CVE-2025-65717 is a security vulnerability identified in version 5.7.9 of the Live Server extension for Visual Studio Code. This extension is widely used by developers to launch a local development server with live reload capability. The vulnerability allows an attacker to exfiltrate files from the victim's system by leveraging crafted HTML pages that require user interaction, such as clicking a link or opening a page served by the Live Server. The attack vector involves tricking the user into interacting with malicious content that exploits insufficient access controls or improper handling of local file requests within the extension. While the exact technical mechanism is not detailed, the core issue is that the extension can be manipulated to read and transmit local files to an attacker-controlled server. No CVSS score has been assigned yet, and no patches or known exploits are currently documented. The vulnerability primarily impacts confidentiality, as unauthorized file access can lead to leakage of sensitive information. The attack requires user interaction, which reduces the likelihood of automated widespread exploitation but does not eliminate risk, especially in targeted attacks. The scope is limited to users of Visual Studio Code with the vulnerable Live Server extension installed, which includes many developers and IT professionals. The lack of a patch means users remain exposed until an update is released or mitigations are applied.
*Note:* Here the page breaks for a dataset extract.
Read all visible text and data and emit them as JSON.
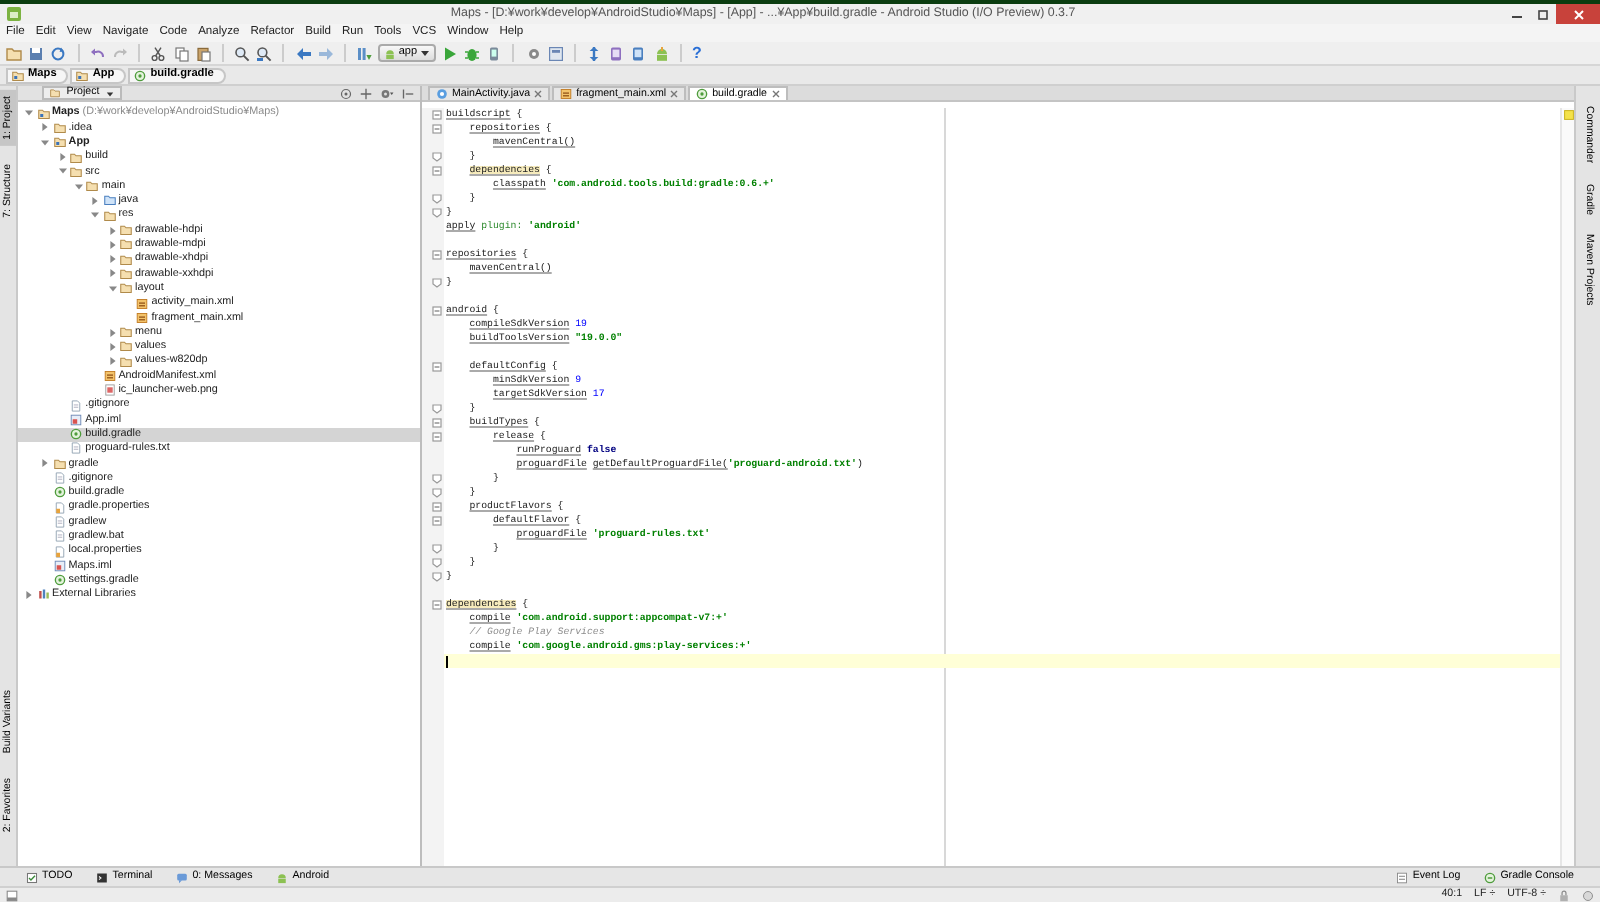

For European organizations, this vulnerability poses a significant risk to the confidentiality of sensitive data, including source code, credentials, and proprietary information stored on developer machines. Organizations in sectors such as software development, finance, and critical infrastructure that rely heavily on Visual Studio Code and its extensions could face intellectual property theft or leakage of confidential data. The requirement for user interaction means that phishing or social engineering campaigns could be used to exploit this vulnerability. The impact on integrity and availability is minimal, but the breach of confidentiality can lead to secondary impacts such as reputational damage, regulatory penalties under GDPR, and potential financial losses. The risk is amplified in environments where developers have access to sensitive internal resources or where endpoint security controls are weak. Since no known exploits are currently in the wild, proactive mitigation is critical to prevent future attacks.

European organizations should immediately audit their Visual Studio Code environments to identify installations of the Live Server extension version 5.7.9. Until a patch is available, it is advisable to disable or uninstall the vulnerable extension to eliminate the attack vector. Implement strict endpoint security policies that restrict the execution of untrusted code and monitor for suspicious network activity indicative of data exfiltration. Educate developers and users about the risks of interacting with unsolicited or suspicious HTML content, emphasizing caution with links and files from unknown sources. Employ network segmentation and egress filtering to limit unauthorized outbound connections from developer workstations. Additionally, consider deploying application whitelisting and enhanced logging to detect exploitation attempts. Once a patch is released, prioritize timely updates. Organizations should also review and enforce least privilege principles for file system access within development environments to minimize exposure.